Throughout the medieval period, trends were observed in the choice of weapons: sometimes the spear was preferred, sometimes the ax or the sword, but there was one that never went out of fashion: the shield. Throughout the Middle Ages, it has always been an integral part of the arming of combatants. This contradicts what many people think. Indeed, the main weapon of the Middle Ages is not the sword but rather the shield. On the other hand, if it never disappeared from the battlefield during the Middle Ages, its form varied: oval, round, almond, heart, shield.
Why this constancy in the choice of this weapon?
Firstly because of its low cost, but more particularly because of its efficiency. This efficiency comes from its mobility, which distinguishes it from a piece of armor that cannot adapt to different situations. One would be tempted to consider it as the defensive weapon par excellence and that would be true. On the other hand, what to avoid is to think that it is only a defensive weapon. If his mobility makes him a good choice against attacks of all kinds, it also gives him high offensive qualities. Too often, one forgets that the shields can be used to strike too. The proof of the existence of shields can be seen, for example, in the German manuscript called I.33. Indeed one can read there the word Scbiltslacb (which means shield stroke) and to see there the representation of the action.

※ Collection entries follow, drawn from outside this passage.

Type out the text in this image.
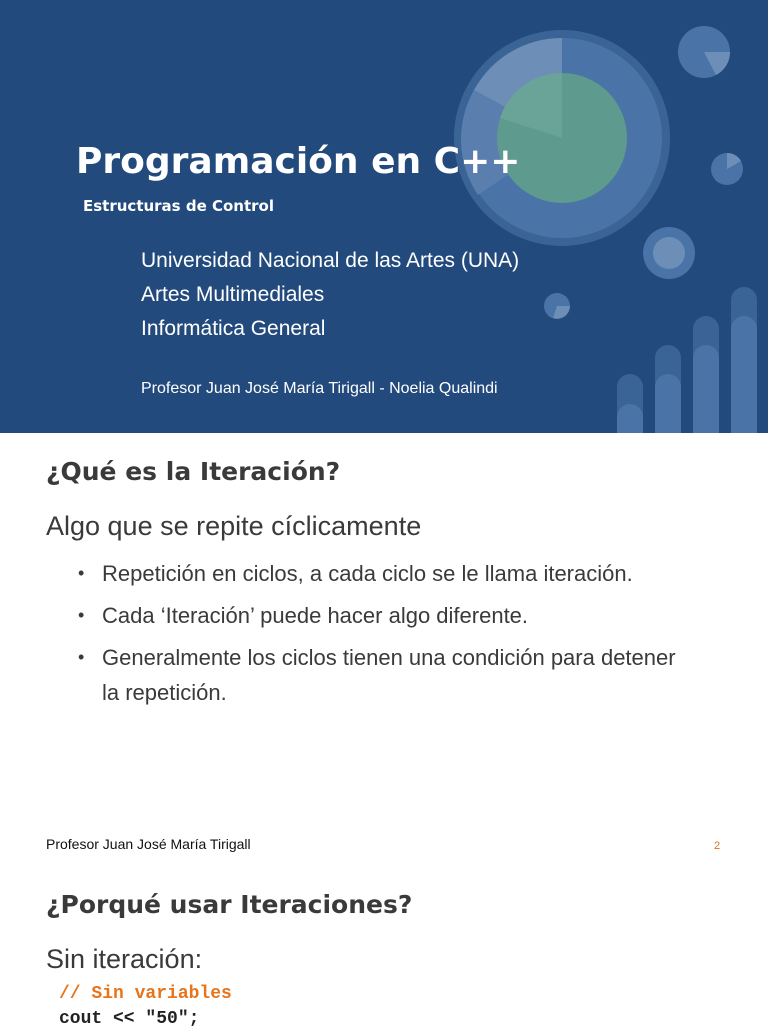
Programación en C++
Estructuras de Control
Universidad Nacional de las Artes (UNA)
Artes Multimediales
Informática General
Profesor Juan José María Tirigall - Noelia Qualindi
¿Qué es la Iteración?
Algo que se repite cíclicamente
• Repetición en ciclos, a cada ciclo se le llama iteración.
• Cada ‘Iteración’ puede hacer algo diferente.
• Generalmente los ciclos tienen una condición para detener la repetición.
Profesor Juan José María Tirigall	2
¿Porqué usar Iteraciones?
Sin iteración:
// Sin variables
cout << "50";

With the advent of epic poems and novels of chivalry, the sword became the very symbol of the knight. Throughout the Middle Ages, its form changed, always adapting itself to defensive innovations and to the novelties of the art of war. Contrary to what the majority of Hollywood films show us, the most used format was the one-handed sword. This is explained by the importance of fighting with the shield; since the shield occupied one of the two hands, a fairly light weapon could be held by the other.
On the other hand, other forms of swords were used, according to the requirements and the role that the fighters held in the Ost (knight, infantryman, archer, etc.). Here are a few examples: the bastard sword, which could be held in one or two hands, the swordfish used to mow the legs of the horses, or the rider’s sword which had the characteristic of being longer to Improve the range.
The weapons of hast
The word hast comes from the Latin hasta which designates the spear. In medieval times, it refers to all weapons with a relatively long wooden handle, provided with metal parts. The most used is the lance. But if it has always existed throughout the Middle Ages, it has known its time of glory until the sword comes to supplant it. Most of the hast weapons have derived from peasant tools, such as scythe, knife or ax. The main ones are: the pertuisane, the vouge, the fauchard, the halberd, the guisarme and the pike.
Far from being exhaustive, this overview is an introduction to situate the weapon and its combatant in a context more realistic than the one that is frequently presented to us. It may be useful in your next evaluation of a medieval image. But above all, it will allow you to thoroughly appreciate this chronicle, and to better understand the techniques of the art of escremir that will be exhibited there.
Here are some valuable documents that have come down to us from the Middle Ages and that allow us to better understand medieval fencing techniques.
The tapestry of Bayeux (XI-XII) is an invaluable iconographic source, although it does not represent in detail the techniques of fighting. The multitude of representations of warriors informs us however on certain aspects, like the handling of the spear.
There is also the anonymous manuscript of Franconia, known as Tower of London Fecbuch I.33, written in Latin and German. This text is the main reference for the art of fencing in medieval times.
The manuscript Flos duelatorum or Fiore de Liberi (the flower of duels) is written in Italian and is richly illustrated. He mainly deals with bare hands and two-handed swords.
The manuscript called Talhoffer dates from the 15th and is written in German. It describes the handling of a number of weapons, including the two-handed sword.